Dan kaum Musa, setelah kepergian Musa ke gunung Thur membuat dari perhiasan-perhiasan (emas) mereka anak lembu yang bertubuh dan bersuara. Apakah mereka tidak mengetahui bahwa anak lembu itu tidak dapat berbicara dengan mereka dan tidak dapat (pula) menunjukkan jalan kepada mereka? Mereka menjadikannya (sebagai sembahan) dan mereka adalah orang-orang yang lalim.

Dan setelah mereka sangat menyesali perbuatannya dan mengetahui bahwa mereka telah sesat, mereka pun berkata: ""Sungguh jika Tuhan kami tidak memberi rahmat kepada kami dan tidak mengampuni kami, pastilah kami menjadi orang-orang yang merugi""." (QS. Al-A’raaf: 148-149)

**

Ketika Musa a.s. sedang menyendiri di hadirat Tuhannya, dalam suasana yang tak dapat dibayangkan oleh mata dan pikiran kebingungan memikirkannya, tiba-tiba kaumnya melakukan pembelotan, membuat patung anak sapi yang dapat bersuara –tetapi tidak hidup- dan menyembahnya di samping Allah.

Kita dikejutkan oleh Alquran dengan peralihan paparannya yang melompat begitu jauh. Suatu lompatan besar dari suasana ketinggian yang memancarkan kesucian, kerinduan, dan peribadatan, serta kalimat-kalimatNya; kepada suasana kerendahan dan keburukan yang penuh dengan khurafat, keterbalikan, dan pembelotan.

Itulah karakter Bani Israil, yang hampir tidak pernah lurus satu langkah pun melainkan sudah bengkok kembali dan menyimpang dari jalan yang sebenarnya.

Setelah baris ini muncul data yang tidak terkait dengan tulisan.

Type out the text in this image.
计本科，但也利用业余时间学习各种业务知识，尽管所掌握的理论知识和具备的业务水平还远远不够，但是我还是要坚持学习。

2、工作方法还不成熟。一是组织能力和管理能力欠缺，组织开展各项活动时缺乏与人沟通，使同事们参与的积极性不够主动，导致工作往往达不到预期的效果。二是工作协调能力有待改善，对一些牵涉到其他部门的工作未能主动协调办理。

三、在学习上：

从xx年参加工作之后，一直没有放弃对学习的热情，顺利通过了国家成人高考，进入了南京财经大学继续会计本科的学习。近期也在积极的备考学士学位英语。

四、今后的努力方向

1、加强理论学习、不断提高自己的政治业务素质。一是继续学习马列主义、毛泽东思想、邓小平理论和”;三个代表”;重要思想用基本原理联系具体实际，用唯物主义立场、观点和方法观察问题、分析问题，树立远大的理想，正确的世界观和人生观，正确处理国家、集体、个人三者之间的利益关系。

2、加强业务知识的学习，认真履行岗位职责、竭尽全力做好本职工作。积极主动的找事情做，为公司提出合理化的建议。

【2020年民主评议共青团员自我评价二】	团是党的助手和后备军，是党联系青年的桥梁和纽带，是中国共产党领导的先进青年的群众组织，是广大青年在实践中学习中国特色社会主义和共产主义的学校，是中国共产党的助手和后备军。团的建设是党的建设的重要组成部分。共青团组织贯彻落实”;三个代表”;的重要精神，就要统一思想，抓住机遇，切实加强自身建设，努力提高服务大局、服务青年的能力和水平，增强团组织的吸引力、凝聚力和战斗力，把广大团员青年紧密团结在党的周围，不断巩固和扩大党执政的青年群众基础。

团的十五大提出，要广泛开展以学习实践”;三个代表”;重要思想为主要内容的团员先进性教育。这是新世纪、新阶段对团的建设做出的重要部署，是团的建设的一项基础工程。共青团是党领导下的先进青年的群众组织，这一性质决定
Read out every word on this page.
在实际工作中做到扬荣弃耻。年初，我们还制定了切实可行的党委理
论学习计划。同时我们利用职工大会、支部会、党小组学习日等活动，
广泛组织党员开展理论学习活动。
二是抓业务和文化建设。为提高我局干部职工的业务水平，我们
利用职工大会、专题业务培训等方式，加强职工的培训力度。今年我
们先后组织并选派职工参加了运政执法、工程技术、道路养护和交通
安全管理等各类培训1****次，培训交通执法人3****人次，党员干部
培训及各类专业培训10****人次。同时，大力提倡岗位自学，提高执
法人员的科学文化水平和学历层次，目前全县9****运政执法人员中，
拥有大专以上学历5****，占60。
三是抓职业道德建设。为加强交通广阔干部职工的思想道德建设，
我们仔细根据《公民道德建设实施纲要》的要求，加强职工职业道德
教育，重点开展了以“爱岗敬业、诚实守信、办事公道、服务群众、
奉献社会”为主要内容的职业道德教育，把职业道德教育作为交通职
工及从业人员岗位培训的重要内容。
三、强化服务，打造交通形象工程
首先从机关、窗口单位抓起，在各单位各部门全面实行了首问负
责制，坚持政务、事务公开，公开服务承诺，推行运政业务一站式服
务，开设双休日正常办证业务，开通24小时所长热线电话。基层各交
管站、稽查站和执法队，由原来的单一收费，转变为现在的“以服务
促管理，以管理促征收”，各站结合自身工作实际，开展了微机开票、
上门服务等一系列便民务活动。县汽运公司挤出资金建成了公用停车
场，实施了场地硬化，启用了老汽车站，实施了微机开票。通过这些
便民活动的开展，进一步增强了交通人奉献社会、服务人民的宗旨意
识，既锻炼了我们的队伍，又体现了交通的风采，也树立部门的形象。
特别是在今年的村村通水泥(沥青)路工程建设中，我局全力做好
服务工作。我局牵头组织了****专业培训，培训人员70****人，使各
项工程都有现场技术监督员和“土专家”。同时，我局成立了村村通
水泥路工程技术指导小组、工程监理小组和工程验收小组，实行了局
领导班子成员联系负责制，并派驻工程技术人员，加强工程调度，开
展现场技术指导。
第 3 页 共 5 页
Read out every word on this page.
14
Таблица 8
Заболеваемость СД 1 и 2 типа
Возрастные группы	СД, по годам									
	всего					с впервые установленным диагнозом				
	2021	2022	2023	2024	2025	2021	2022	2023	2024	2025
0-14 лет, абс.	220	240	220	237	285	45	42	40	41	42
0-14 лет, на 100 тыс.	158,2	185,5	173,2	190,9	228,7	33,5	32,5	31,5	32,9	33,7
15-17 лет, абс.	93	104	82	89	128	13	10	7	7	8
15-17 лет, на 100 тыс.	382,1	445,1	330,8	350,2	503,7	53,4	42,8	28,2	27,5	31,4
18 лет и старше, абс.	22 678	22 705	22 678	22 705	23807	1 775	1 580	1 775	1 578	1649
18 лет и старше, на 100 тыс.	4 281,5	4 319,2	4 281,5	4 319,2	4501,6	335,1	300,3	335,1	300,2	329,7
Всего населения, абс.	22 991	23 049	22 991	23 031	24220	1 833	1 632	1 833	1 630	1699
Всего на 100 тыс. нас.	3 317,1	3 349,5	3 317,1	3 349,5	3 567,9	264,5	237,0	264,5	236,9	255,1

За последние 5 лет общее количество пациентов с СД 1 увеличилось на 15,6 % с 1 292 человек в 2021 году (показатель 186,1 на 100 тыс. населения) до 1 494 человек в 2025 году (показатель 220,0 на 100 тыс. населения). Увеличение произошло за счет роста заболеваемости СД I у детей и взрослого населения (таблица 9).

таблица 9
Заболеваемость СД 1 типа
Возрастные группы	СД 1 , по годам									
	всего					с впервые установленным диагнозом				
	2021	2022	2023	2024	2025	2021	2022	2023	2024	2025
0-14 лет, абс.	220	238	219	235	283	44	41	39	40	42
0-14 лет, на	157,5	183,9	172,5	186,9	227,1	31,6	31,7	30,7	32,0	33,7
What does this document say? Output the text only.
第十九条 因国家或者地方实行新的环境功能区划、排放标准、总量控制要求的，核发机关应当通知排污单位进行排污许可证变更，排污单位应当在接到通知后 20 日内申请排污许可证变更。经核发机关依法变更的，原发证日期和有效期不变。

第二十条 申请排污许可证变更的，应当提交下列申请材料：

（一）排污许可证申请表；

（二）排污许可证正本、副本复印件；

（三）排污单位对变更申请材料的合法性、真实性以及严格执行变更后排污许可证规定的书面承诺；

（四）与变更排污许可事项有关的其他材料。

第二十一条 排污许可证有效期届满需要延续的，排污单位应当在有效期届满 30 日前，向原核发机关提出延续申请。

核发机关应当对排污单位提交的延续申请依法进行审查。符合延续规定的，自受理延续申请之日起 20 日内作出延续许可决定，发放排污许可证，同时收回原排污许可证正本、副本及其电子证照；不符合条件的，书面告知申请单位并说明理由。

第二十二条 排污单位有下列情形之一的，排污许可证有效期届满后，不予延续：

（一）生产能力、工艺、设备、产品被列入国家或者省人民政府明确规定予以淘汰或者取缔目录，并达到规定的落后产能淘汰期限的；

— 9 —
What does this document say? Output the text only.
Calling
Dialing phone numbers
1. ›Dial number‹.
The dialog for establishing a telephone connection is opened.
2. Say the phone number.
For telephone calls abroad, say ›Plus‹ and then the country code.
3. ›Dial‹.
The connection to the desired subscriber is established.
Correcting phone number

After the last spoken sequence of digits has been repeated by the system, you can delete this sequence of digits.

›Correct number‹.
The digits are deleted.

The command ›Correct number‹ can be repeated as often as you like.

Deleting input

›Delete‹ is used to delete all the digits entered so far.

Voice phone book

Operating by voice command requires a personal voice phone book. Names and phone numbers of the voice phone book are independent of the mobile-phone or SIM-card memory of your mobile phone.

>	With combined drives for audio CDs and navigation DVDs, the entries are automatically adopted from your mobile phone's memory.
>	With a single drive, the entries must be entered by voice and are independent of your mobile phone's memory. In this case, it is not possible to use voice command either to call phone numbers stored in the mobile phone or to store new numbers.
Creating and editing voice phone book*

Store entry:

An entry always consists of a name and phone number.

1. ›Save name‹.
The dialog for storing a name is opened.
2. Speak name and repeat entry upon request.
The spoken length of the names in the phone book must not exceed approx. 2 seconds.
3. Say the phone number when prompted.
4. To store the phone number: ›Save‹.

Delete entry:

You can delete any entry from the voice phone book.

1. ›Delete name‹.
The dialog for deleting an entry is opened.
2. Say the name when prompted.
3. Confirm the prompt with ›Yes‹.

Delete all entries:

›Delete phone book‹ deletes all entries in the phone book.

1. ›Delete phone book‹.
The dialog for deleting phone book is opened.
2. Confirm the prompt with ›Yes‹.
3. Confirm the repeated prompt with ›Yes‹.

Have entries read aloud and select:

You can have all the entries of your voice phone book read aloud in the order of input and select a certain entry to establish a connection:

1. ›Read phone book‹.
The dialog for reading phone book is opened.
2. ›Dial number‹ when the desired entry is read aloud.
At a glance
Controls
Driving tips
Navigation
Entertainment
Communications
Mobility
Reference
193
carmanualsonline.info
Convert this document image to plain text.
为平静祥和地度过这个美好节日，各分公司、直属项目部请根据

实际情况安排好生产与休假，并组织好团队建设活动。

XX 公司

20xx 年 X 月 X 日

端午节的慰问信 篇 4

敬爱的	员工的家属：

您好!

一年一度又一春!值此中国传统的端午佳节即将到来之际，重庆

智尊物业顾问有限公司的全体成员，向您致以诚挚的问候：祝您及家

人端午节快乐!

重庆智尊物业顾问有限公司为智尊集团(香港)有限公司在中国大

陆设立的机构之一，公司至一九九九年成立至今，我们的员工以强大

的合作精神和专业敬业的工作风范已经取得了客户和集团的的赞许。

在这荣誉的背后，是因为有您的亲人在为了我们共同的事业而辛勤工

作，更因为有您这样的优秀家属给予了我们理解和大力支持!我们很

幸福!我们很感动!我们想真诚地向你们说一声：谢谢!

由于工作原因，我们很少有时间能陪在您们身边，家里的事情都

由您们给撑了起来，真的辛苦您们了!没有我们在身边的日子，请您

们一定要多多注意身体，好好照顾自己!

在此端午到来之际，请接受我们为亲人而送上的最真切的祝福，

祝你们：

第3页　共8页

Juga hampir tidak pernah meningkat dari dataran indrawi di dalam persepsi dan berakidah dan mudah berbalik kalau pengarahan dan pembinaan terhadap mereka berhenti sebentar saja.

Sebelumnya mereka telah membujuk nabi mereka agar membuatkan berhala untuk mereka jadikan tuhan sesembahan hanya semata-mata karena mereka melihat suatu kaum penyembah berhala sedang melakukan penyembahan kepada berhala-berhala mereka. Lalu nabi mereka menghalangi mereka dari sesuatu yang membahayakan itu dan menolaknya dengan keras.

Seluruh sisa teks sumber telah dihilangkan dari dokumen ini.